Fathers and sons, or, History repeating itself?

I usually don’t forward this stuff, but I am making an exception here because . . . well, because I just thought it up myself. I was thinking about politics and history, particularly about a father and son who both served as President, and I notice some interesting coincidences:

1.	The father was an old-school New Englander with an Ivy League education.

2.	The father served two terms as Vice-President under a very popular President.

3.	The father was elected to the Presidency himself when the President under whom he had served retired after two terms.

4.	The father served a single term as President.

5.	The father was defeated for re-election as President by a liberal opponent who had served as a state governor.

6.	The President who succeeded the father went on to serve two full terms.

7.	The son and the father shared the same first and last names.

8.	The son's name was distinguishable from the father’s name by the son's middle name, which furnished the moniker by which the son was popularly known.

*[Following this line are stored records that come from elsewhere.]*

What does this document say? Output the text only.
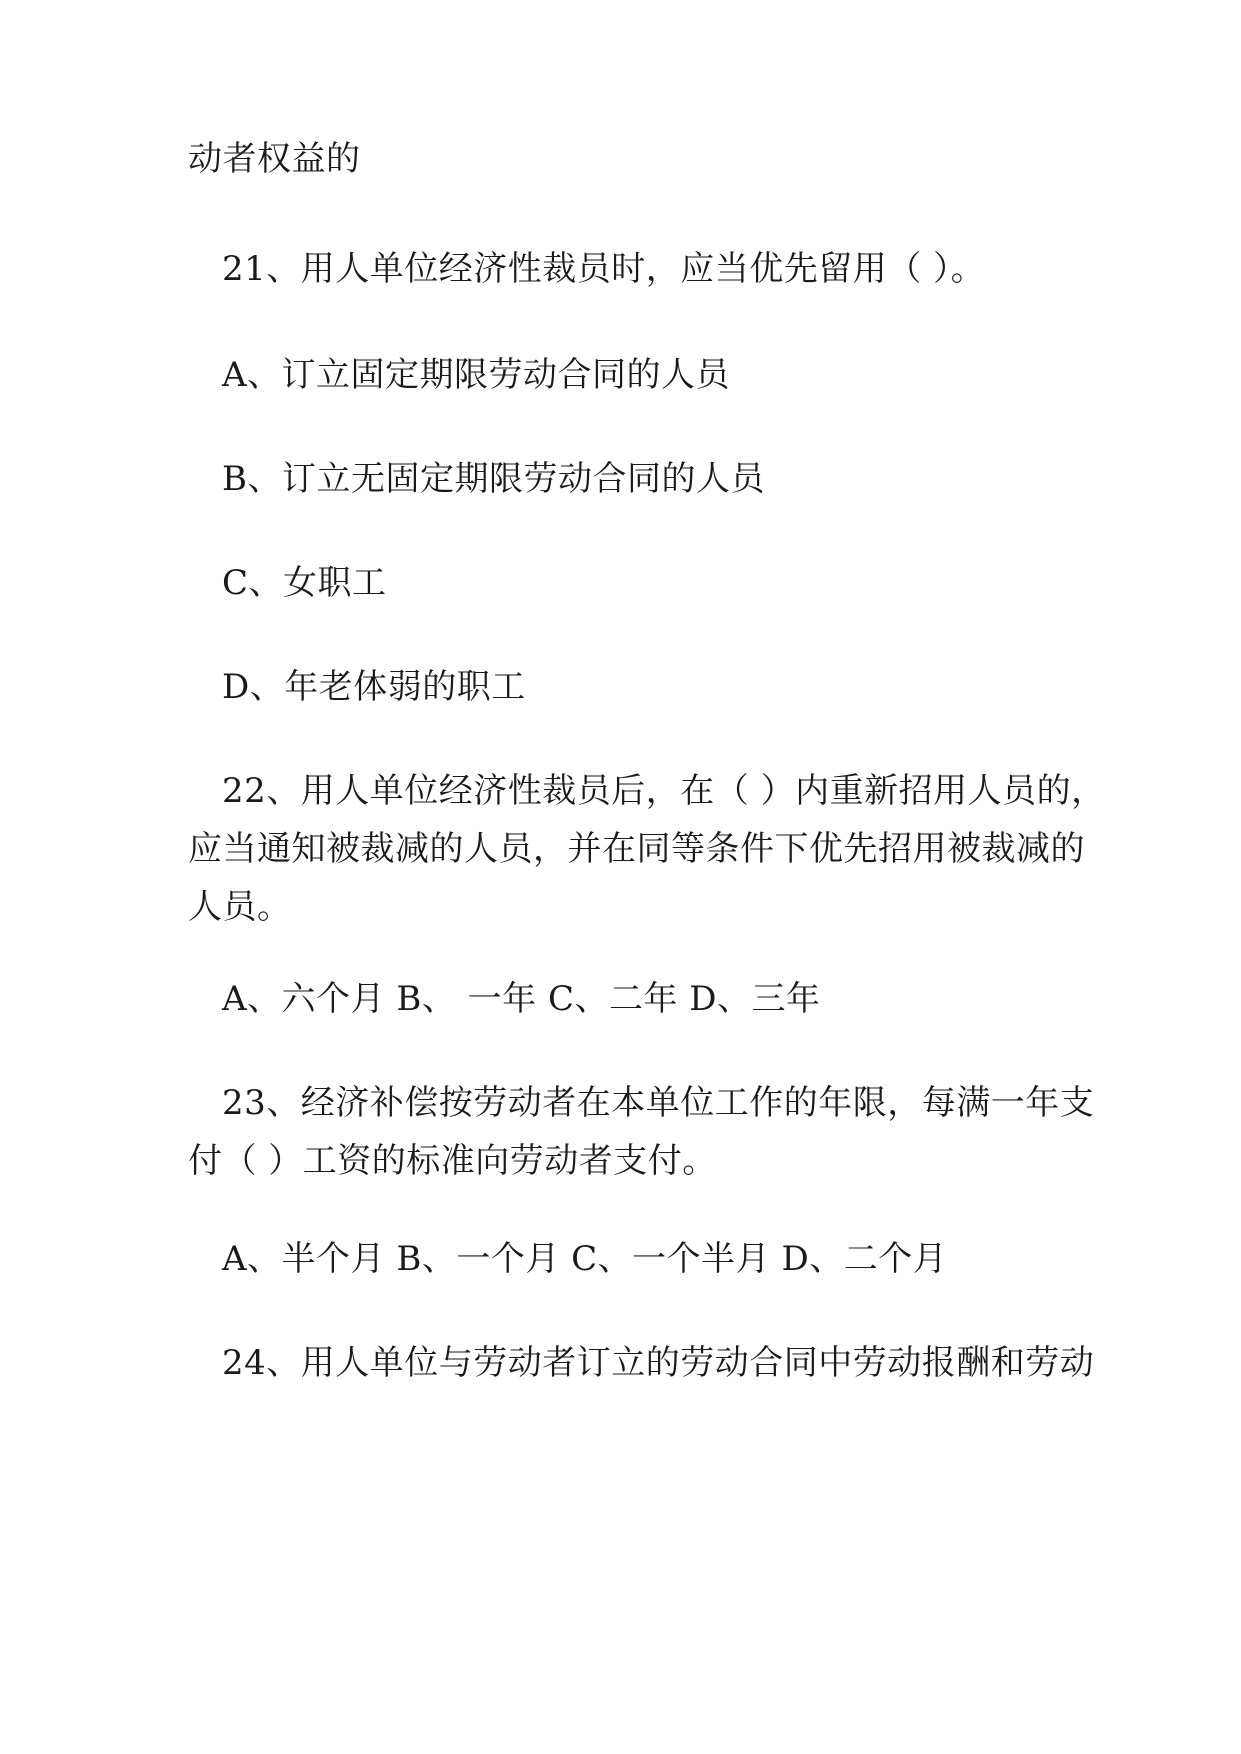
动者权益的
21、用人单位经济性裁员时，应当优先留用（ ）。
A、订立固定期限劳动合同的人员
B、订立无固定期限劳动合同的人员
C、女职工
D、年老体弱的职工
22、用人单位经济性裁员后，在（ ）内重新招用人员的，
应当通知被裁减的人员，并在同等条件下优先招用被裁减的
人员。
A、六个月 B、 一年 C、二年 D、三年
23、经济补偿按劳动者在本单位工作的年限，每满一年支
付（ ）工资的标准向劳动者支付。
A、半个月 B、一个月 C、一个半月 D、二个月
24、用人单位与劳动者订立的劳动合同中劳动报酬和劳动
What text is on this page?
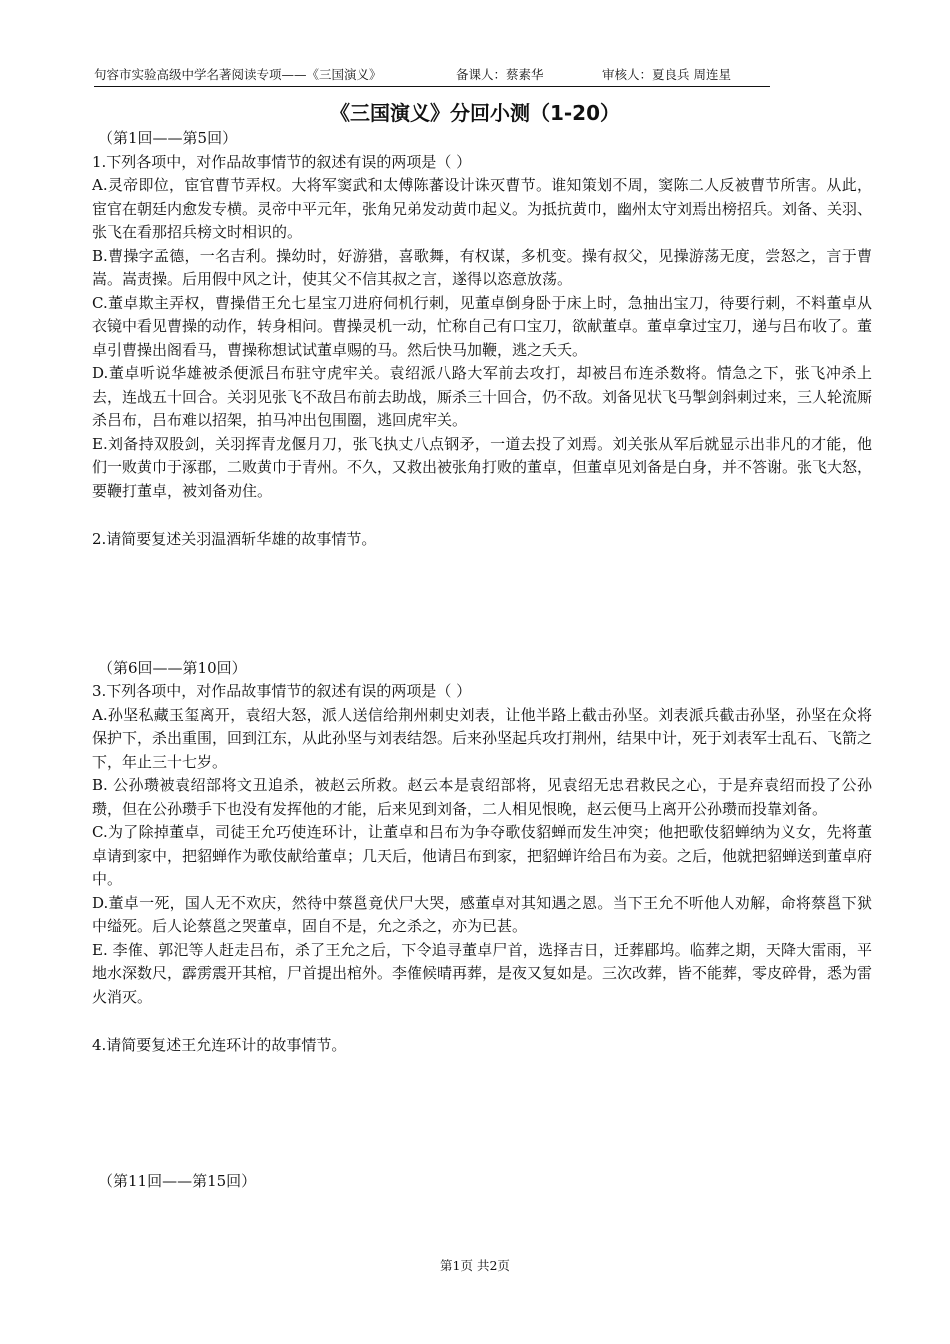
句容市实验高级中学名著阅读专项——《三国演义》	备课人：蔡素华	审核人：夏良兵 周连星
《三国演义》分回小测（1-20）

（第1回——第5回）

1.下列各项中，对作品故事情节的叙述有误的两项是（ ）

A.灵帝即位，宦官曹节弄权。大将军窦武和太傅陈蕃设计诛灭曹节。谁知策划不周，窦陈二人反被曹节所害。从此，宦官在朝廷内愈发专横。灵帝中平元年，张角兄弟发动黄巾起义。为抵抗黄巾，幽州太守刘焉出榜招兵。刘备、关羽、张飞在看那招兵榜文时相识的。

B.曹操字孟德，一名吉利。操幼时，好游猎，喜歌舞，有权谋，多机变。操有叔父，见操游荡无度，尝怒之，言于曹嵩。嵩责操。后用假中风之计，使其父不信其叔之言，遂得以恣意放荡。

C.董卓欺主弄权，曹操借王允七星宝刀进府伺机行刺，见董卓倒身卧于床上时，急抽出宝刀，待要行刺，不料董卓从衣镜中看见曹操的动作，转身相问。曹操灵机一动，忙称自己有口宝刀，欲献董卓。董卓拿过宝刀，递与吕布收了。董卓引曹操出阁看马，曹操称想试试董卓赐的马。然后快马加鞭，逃之夭夭。

D.董卓听说华雄被杀便派吕布驻守虎牢关。袁绍派八路大军前去攻打，却被吕布连杀数将。情急之下，张飞冲杀上去，连战五十回合。关羽见张飞不敌吕布前去助战，厮杀三十回合，仍不敌。刘备见状飞马掣剑斜刺过来，三人轮流厮杀吕布，吕布难以招架，拍马冲出包围圈，逃回虎牢关。

E.刘备持双股剑，关羽挥青龙偃月刀，张飞执丈八点钢矛，一道去投了刘焉。刘关张从军后就显示出非凡的才能，他们一败黄巾于涿郡，二败黄巾于青州。不久，又救出被张角打败的董卓，但董卓见刘备是白身，并不答谢。张飞大怒，要鞭打董卓，被刘备劝住。

2.请简要复述关羽温酒斩华雄的故事情节。

（第6回——第10回）

3.下列各项中，对作品故事情节的叙述有误的两项是（ ）

A.孙坚私藏玉玺离开，袁绍大怒，派人送信给荆州刺史刘表，让他半路上截击孙坚。刘表派兵截击孙坚，孙坚在众将保护下，杀出重围，回到江东，从此孙坚与刘表结怨。后来孙坚起兵攻打荆州，结果中计，死于刘表军士乱石、飞箭之下，年止三十七岁。

B. 公孙瓒被袁绍部将文丑追杀，被赵云所救。赵云本是袁绍部将，见袁绍无忠君救民之心，于是弃袁绍而投了公孙瓒，但在公孙瓒手下也没有发挥他的才能，后来见到刘备，二人相见恨晚，赵云便马上离开公孙瓒而投靠刘备。

C.为了除掉董卓，司徒王允巧使连环计，让董卓和吕布为争夺歌伎貂蝉而发生冲突；他把歌伎貂蝉纳为义女，先将董卓请到家中，把貂蝉作为歌伎献给董卓；几天后，他请吕布到家，把貂蝉许给吕布为妾。之后，他就把貂蝉送到董卓府中。

D.董卓一死，国人无不欢庆，然待中蔡邕竟伏尸大哭，感董卓对其知遇之恩。当下王允不听他人劝解，命将蔡邕下狱中缢死。后人论蔡邕之哭董卓，固自不是，允之杀之，亦为已甚。

E. 李傕、郭汜等人赶走吕布，杀了王允之后，下令追寻董卓尸首，选择吉日，迁葬郿坞。临葬之期，天降大雷雨，平地水深数尺，霹雳震开其棺，尸首提出棺外。李傕候晴再葬，是夜又复如是。三次改葬，皆不能葬，零皮碎骨，悉为雷火消灭。

4.请简要复述王允连环计的故事情节。

（第11回——第15回）

第1页 共2页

9.	The son, like the father, got an Ivy League education, at a school just a few miles from his birthplace.

10.	The son was first elected to public office two years after his father lost the Presidency, during his father's successor’s first term.

11.	The son ran for President himself when a popular two-term incumbent retired from the Presidency during an era of long-running economic prosperity.

12.	The son finished second in the election, behind a populist candidate from Tennessee.

13.	But the son got into the White House anyway through some post-election maneuvering that, while technically constitutional, was perceived by many as a corrupt bargain.

14.	The father held the Presidency while in his 60s, the son while in his 50s. The father lived to see his son's Presidency.

15.	The son, like the father, served a single term as President.

16.	The son was defeated for re-election by a populist opponent who went on to serve two terms, who redefined and reinvigorated the Democratic party, and whose populism transformed American politics for generations.

The father and son that I am thinking of are, of course, the Adamses. Who, now that I think of it, share some striking similarities with that other father-son presidential team, the Bushes. Who knows whether history will repeat itself. But so far, they’re 14 for 14 . . .

BRM

Brian Melendez
Minneapolis, Minn.
brian.melendez@usa.net

That’s a good list, and I hope Bush ends up a one-termer like his old man. But think about number 11: was President Clinton really a POPULAR two-term President?

A fair question. Popular enough that he won re-election by a more decisive majority that he had won his first term. (But even I was getting pretty tired of him by the end.)